Sample $R^2$ consistent?

Question

In a linear regression context: is the sample $\widehat{R^2}$ a consistent estimator of the population parameter $R^2$? Maybe this depends on distributional assumptions?

Answer 1

As whuber noted, consistency of the $\widehat{R^2}$ should be first examined under the assumption of correct specification, as we usually do with all estimators. It is a separate matter to examine what happens to consistency under misspecification, i.e. under the inclusion of irrelevant variables or the exclusion of relevant variables, or functional misspecification.

The population $R^2$, in a $y = X\beta +u$ framework, can be defined as

$$R^2_{pop} \equiv \frac {\text{Var}(X\beta)}{\text{Var}(y)}=1-\frac{\text{Var}(u)}{\text{Var}(y)} = 1-\frac{\sigma^2}{\text{Var}(y)}$$

By writing the above, we essentially assume that $\text{Var}(y)$ exists and is finite.

The sample estimator can be written

$$\widehat{R^2} = 1- \frac{[1/(n-k)]\sum\hat u_i^2}{[1/(n-k)]\sum(y_i-\bar y_i)^2}$$

Under the standard assumptions and correct specification, $1/(n-k)]\sum\hat u_i^2 \xrightarrow{p} \sigma^2$. Also, we have assumed an i.i.d. sample, and that the variance of $y$ exists and is finite. Therefore the sample analogue of this variance will be a consistent estimator of it, $[1/(n-k)]\sum(y_i-\bar y_i)^2 \xrightarrow{p}\text{Var}(y)$.

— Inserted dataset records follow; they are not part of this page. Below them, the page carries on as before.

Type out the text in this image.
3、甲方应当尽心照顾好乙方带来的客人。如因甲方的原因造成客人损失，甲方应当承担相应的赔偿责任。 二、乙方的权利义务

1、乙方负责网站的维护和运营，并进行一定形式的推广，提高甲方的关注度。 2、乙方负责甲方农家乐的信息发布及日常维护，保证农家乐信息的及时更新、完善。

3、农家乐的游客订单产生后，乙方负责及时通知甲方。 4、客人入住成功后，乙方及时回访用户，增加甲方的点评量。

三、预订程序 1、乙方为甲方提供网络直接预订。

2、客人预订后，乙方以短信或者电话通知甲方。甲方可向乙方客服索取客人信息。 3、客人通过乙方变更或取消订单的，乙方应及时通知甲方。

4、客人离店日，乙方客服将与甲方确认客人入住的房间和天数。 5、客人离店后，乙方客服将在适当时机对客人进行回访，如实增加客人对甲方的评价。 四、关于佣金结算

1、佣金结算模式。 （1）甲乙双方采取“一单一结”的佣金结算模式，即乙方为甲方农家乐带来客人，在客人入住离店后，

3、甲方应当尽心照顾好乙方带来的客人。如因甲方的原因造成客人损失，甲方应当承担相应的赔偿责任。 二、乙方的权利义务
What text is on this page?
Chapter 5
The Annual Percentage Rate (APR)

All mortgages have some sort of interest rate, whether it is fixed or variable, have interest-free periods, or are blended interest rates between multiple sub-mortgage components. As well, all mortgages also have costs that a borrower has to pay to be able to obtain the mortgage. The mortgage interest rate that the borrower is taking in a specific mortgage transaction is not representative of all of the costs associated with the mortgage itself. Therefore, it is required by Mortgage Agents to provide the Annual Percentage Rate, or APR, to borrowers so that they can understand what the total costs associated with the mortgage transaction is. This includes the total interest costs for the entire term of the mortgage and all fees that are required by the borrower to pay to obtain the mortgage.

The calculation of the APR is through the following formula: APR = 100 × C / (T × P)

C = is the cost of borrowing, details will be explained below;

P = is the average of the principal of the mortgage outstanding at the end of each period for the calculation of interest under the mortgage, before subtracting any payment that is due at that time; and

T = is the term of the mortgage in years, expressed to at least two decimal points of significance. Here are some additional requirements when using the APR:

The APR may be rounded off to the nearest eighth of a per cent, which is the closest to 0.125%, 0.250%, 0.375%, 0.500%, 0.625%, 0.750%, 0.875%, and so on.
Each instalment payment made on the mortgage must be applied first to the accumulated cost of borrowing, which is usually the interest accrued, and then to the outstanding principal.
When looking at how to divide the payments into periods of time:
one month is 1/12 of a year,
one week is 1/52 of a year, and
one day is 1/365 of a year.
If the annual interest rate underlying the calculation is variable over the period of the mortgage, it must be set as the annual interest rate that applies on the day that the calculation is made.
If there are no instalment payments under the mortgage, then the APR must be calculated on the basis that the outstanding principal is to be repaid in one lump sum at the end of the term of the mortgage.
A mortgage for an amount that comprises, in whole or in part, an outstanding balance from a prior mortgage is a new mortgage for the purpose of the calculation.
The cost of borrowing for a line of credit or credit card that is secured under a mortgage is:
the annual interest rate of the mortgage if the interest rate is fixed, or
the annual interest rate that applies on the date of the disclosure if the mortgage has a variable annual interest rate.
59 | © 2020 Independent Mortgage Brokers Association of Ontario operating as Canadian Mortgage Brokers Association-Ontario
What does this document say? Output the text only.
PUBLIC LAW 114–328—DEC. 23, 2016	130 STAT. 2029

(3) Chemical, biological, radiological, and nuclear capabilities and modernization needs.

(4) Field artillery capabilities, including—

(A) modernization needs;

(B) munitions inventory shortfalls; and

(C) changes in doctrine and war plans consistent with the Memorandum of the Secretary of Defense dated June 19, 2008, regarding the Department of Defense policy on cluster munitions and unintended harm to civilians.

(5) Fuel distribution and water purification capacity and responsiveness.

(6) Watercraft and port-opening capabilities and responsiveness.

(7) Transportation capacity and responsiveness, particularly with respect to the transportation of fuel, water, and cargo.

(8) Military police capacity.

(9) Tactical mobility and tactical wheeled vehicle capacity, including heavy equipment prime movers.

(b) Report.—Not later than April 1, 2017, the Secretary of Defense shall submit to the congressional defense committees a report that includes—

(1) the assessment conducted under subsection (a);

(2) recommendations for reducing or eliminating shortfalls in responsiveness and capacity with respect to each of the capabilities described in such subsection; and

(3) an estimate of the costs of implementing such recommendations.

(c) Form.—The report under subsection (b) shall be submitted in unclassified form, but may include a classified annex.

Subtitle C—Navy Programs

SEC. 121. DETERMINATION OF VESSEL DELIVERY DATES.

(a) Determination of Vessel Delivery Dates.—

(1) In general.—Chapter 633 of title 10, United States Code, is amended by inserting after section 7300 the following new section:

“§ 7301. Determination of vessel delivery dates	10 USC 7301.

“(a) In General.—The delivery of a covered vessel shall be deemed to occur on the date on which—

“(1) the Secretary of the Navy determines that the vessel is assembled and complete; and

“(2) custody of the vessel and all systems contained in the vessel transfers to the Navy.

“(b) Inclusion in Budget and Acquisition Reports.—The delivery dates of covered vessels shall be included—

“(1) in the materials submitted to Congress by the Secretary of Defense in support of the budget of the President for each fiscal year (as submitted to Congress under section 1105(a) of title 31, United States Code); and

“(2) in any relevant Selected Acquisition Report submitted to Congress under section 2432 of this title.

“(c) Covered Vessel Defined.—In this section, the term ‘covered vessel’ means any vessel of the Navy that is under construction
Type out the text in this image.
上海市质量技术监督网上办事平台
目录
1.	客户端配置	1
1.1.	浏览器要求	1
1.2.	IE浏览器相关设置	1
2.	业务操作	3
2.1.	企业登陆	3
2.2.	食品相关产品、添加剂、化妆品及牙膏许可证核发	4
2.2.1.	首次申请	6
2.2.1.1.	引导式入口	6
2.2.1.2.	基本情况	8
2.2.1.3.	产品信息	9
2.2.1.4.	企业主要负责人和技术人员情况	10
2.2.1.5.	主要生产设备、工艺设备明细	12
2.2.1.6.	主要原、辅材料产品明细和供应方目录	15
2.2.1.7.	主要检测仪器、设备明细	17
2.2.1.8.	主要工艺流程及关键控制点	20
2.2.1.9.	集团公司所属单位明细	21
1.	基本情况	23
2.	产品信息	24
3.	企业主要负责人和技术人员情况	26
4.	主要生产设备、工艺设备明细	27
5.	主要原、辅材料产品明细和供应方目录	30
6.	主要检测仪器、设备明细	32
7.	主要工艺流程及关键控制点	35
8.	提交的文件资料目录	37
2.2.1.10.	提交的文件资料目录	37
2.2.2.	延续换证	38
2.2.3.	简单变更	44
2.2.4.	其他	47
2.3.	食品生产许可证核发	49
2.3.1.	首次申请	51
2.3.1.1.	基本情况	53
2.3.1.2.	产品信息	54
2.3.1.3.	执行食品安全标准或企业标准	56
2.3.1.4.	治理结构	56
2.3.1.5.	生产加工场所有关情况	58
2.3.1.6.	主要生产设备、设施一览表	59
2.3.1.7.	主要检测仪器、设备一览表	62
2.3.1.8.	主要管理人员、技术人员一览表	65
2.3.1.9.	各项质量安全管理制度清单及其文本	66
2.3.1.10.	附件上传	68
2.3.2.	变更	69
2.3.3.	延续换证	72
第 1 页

So under correct specification and since probability limits can be entered into the expression,

$$\widehat{R^2} \xrightarrow{p} R^2_{pop}$$.

Inclusion of irrelevant variables (or exclusion of relevant variables), i.e misspecification in the regressor matrix, will affect only the error variance estimator, not the dependent variable variance estimator, since this last one is calculated using only data of $y$, not of $X$. So: whenever a misspecification will cause the error variance estimator to be inconsistent, the $\widehat{R^2}$ estimator will also be inconsistent.